The Iron Lady's Mark on UK Foreign and Security Policy

No one doubted that Margaret Thatcher was a uniquely significant figure in the United Kingdom's foreign and security policies.

Margaret Thatcher was a controversial winner of RUSI's Chesney Medal in 2001. The award dates back to 1899 and is made, only occasionally, to figures who have made exceptional contributions to strategy and strategic thinking during their lifetime.

Some felt the award was overtly political, others that she did not meet these criteria, and others that she was intellectually too divisive a figure to be recognised in this way. But no one doubted that she was a uniquely significant figure in the United Kingdom's foreign and security policies.

Even before she became Prime Minister she took a distinct view on what was happening across the communist world in the mid-1970s. She believed she knew what motivated Soviet leaders in Moscow and eventually decided she could do hard-headed business with them.

She had a view of European integration that shocked many of her contemporaries but which foreshadowed the way the European Union actually evolved as it enlarged in the 1990s.
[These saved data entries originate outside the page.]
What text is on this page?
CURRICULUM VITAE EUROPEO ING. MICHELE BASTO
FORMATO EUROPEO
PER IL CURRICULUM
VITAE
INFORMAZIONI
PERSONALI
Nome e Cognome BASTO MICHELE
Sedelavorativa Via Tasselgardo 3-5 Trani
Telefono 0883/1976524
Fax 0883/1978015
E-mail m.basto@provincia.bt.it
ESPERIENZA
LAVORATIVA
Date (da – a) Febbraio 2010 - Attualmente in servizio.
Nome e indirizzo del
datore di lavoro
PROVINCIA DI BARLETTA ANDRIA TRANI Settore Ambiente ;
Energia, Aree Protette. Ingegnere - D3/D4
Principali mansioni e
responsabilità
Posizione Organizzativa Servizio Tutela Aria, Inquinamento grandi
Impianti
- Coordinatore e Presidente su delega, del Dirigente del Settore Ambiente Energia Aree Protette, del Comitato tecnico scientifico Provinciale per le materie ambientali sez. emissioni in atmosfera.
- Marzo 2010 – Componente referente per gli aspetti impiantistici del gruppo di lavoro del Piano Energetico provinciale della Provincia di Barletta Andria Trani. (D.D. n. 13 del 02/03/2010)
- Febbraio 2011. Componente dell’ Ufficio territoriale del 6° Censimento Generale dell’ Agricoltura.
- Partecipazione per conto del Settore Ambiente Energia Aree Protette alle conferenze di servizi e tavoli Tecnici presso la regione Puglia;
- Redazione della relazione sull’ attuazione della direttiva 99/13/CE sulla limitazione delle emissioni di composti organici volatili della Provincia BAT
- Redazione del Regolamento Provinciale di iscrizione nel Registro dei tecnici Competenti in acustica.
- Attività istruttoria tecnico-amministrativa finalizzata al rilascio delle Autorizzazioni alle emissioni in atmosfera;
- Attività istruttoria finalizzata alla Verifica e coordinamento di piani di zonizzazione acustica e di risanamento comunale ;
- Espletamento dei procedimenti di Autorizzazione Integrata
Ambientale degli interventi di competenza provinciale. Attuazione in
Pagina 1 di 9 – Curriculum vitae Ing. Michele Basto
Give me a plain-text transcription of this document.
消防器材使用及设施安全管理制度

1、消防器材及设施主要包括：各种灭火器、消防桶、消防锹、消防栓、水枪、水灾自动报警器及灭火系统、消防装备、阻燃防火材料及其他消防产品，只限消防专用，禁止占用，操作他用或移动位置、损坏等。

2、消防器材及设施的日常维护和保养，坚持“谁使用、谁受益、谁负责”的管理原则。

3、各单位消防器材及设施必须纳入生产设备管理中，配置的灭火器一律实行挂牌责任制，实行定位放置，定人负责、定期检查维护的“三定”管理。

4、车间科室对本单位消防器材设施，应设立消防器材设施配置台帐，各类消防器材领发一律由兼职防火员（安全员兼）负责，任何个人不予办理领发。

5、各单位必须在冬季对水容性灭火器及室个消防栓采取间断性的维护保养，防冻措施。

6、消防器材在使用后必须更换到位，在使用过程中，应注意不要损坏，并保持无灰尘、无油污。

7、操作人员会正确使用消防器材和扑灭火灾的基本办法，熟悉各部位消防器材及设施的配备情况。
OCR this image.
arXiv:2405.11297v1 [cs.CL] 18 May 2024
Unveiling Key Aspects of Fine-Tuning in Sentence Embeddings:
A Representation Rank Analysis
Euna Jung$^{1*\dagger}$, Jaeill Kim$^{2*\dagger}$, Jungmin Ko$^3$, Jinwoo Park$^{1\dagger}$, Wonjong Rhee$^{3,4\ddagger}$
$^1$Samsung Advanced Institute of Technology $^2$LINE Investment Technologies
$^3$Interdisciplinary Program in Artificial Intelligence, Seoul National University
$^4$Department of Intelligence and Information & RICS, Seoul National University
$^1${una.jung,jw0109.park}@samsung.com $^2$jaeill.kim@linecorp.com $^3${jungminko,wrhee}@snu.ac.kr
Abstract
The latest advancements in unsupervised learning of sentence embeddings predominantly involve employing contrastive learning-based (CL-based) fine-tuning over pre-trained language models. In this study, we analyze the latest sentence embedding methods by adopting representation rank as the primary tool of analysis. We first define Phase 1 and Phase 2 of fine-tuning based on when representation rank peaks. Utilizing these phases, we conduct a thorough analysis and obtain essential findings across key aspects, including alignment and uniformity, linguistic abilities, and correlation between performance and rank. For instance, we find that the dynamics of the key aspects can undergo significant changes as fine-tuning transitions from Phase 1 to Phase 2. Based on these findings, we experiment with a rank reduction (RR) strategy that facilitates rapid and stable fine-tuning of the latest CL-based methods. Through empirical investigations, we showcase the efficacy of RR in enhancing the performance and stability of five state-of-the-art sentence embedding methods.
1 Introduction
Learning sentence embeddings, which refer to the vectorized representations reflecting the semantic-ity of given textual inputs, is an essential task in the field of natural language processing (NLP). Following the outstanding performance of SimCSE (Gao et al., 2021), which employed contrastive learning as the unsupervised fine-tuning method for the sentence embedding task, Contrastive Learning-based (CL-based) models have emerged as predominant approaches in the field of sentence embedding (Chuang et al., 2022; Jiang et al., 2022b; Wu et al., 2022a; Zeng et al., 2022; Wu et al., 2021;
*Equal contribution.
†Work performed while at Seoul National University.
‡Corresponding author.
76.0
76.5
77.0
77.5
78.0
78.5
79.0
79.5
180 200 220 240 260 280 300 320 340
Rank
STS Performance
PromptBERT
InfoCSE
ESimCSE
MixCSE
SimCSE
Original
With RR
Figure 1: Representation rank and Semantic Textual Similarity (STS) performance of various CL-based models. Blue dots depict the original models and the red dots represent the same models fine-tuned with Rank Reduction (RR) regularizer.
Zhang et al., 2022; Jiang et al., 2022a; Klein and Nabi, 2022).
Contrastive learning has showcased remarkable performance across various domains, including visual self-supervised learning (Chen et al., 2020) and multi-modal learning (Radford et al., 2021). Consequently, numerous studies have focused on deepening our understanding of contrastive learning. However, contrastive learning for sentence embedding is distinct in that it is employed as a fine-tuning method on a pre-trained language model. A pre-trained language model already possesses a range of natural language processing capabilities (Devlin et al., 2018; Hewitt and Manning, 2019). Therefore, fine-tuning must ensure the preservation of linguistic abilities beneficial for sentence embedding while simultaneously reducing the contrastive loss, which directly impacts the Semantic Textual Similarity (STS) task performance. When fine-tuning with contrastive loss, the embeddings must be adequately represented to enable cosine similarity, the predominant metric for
She rekindled a Churchillian sense of US-British solidarity in her relations with President Ronald Reagan, and she stood solidly behind President Bush senior after the Iraqi invasion of Kuwait and told him  not to 'wobble' at the key moment - ironically just weeks away from her own political demise in November 1990.

Above all, her character and that of her governments, her image and her legacy itself, was - and is - shaped by a curiously fierce war over the Falklands in 1982. She presided over a government that - three times - ducked the issue of the Falkland Islands' future between 1979 and 1982. It drifted into a position that encouraged the military junta in Buenos Aires to believe it could get away with a quick land grab.  To then fight for the islands on a 'non-negotiation' basis was actually something of a U-turn; based on her sense of outrage that such a piece of naked aggression should be attempted against a power like the UK.  Many of her colleagues would have looked for a diplomatic way out; or else a military solution that stopped short of war but then looked for a diplomatic way out.

It was Enoch Powell who put his finger on the matter. Only a woman at the top, he said, would have the shameless effrontery to say exactly what she would do, and then go on to do it. Only the sort of woman she was would stake so much, for herself and for the country, on what she saw as both right and logical.

She will always be remembered as a divisive and controversial leader, but never as an inconsequential one; or one who did not have a strong sense of country, of loyalty and of duty. There is a great spirit gone.

The views expressed here are the author's own, and do not necessarily reflect those of RUSI.